Wednesday, August 2, 2017

The Weeks of Cherries

For an entire week our mornings and evenings were filled with the chink, chink, chink of cherry pits.



Two cherry pies, cherry danishes, and quart bags of pitted cherries are in the freezer.  


Jars of apple cherry jam are on the shelf.


Once a year we drive up to Finley Point to pick cherries in the summer sun and then jump into the clear  cold water of Flathead lake.  


The silver fruit picking ladder gets warm  in the sun and is almost to hot  to touch against my skin as we move from one tree to the next. The sticky, sweet, dark red juice runs down my fingers as I fill the same basket over and over, carrying it up and down the ladder, and we fill the cardboard boxes we brought along. The kids pick cherries for a while, and then get distracted and sprawl on blankets, eating lunch and running through a sprinkler the owner’s of the orchard left on.

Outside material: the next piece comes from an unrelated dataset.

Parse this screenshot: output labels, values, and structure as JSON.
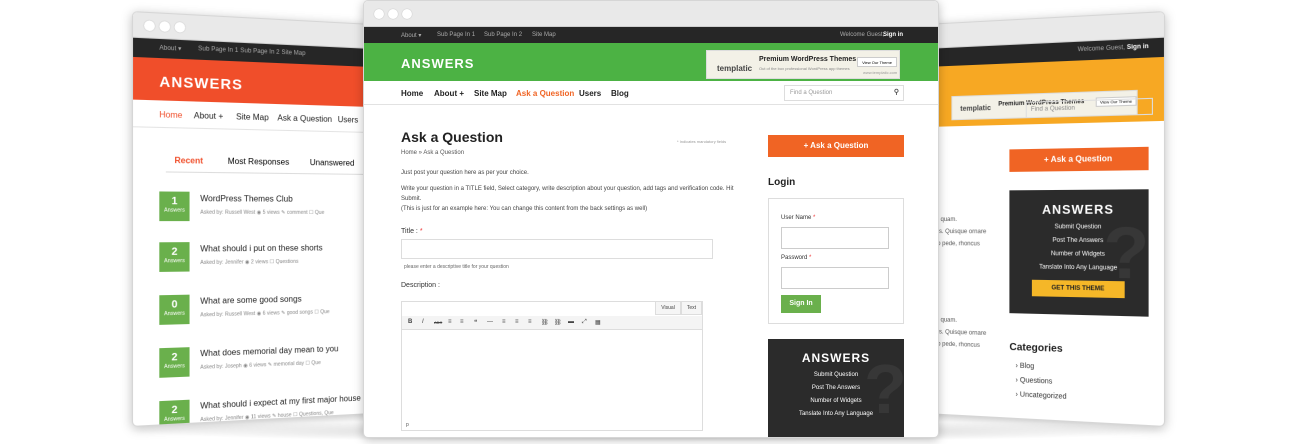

Between my feet and the ground, between where I stand on the ladder and where the children play, between here and now and an America I have never known, there hangs a shimmer of memory that is not my own. Around the edges of everything there is a halo that might just be something akin to descriptions by John Steinbeck or stories gathered and relayed by Studs Terkle.  There might have been a time before corn rolled over fence rows, in which some people followed the harvests, knocked on doors, traded chores for buckets of milk, and slept in stranger’s barns and haystacks.  It is a thought neither fact nor fiction.




We have cherry pie for dessert and cherry pie for breakfast.

These are a few of the fleeting weeks of summer.



There is still a large shallow box in the fridge with stemmed, firm, dark red cherries.

Handful, by handful content shrinks, but it is not yet gone.



Past Year's Cherry Recipes.

2 comments:

  1. You make me feel the warm, light air and the firm, juicy cherries. And I can see the children who tire quickly of picking and then play and eat in their own world. You created a nice word picture. I found I was thinking also of Edward Albee's reminiscences.